In the last chp of his book,  Jim Belcher, in Deep Church: A Third Way Beyond Emerging and Traditional studies “deep culture,” or a Third Way of understanding culture.
After illustrating the conflict between the “strict” subscriptionists and the “system” subscriptionists among the PCA (Presb Church in America), Belcher acknowledges that the main issue with the emerging movement is its relationship to culture. The critique of traditionalists is their lack of engagement with and in culture. The critique of the emerging folks is their capitulation to culture.

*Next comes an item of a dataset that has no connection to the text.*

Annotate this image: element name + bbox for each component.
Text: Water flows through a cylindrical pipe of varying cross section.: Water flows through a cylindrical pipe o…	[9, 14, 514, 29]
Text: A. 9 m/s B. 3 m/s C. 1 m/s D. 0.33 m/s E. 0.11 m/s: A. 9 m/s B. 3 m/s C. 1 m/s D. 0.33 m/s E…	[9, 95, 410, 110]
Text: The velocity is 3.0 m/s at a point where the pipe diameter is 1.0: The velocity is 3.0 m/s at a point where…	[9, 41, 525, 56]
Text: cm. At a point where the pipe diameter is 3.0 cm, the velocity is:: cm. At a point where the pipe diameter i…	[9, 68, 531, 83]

Emerging folks want to bridge the gap between the sacred and the secular, the dualism that has shaped the church for far too long. Isolationism must give way to integration. The critique of the church by non-churched people confirms this isolation and lack of integration. Some propose recapturing a doctrine of creation, and he appeals here to Steve Taylor’s well-known book (The Out of Bounds Church?: Learning to Create a Community of Faith in a Culture of Change (Emergent Ys)
). 

Belcher thinks there is too much individualism in the creation theology of the emerging, and that they need to expand their creation theology. Belcher sees changes of late here, but says there is not enough theology of church and state or church and economics. He thinks there is too much anabaptism in the emerging movement, and he examines Hauerwas.
What is the best emerging thinking on politics, church-state relations, or economics?

Belcher does what most informed Reformed folks do at this point: he goes to Abraham Kuyper. Church as institution is he traditional bit; church as organism, working out redemptive activity outside the church, is the needed element — leading to the Third Way. He cites The Federalist Papers and de Tocqueville.
So there is a theology of common grace. I would wonder if Belcher thinks Os Guinness is a good example of a Reformed, Kuyperian-vision Third Way. (Do you Jim?)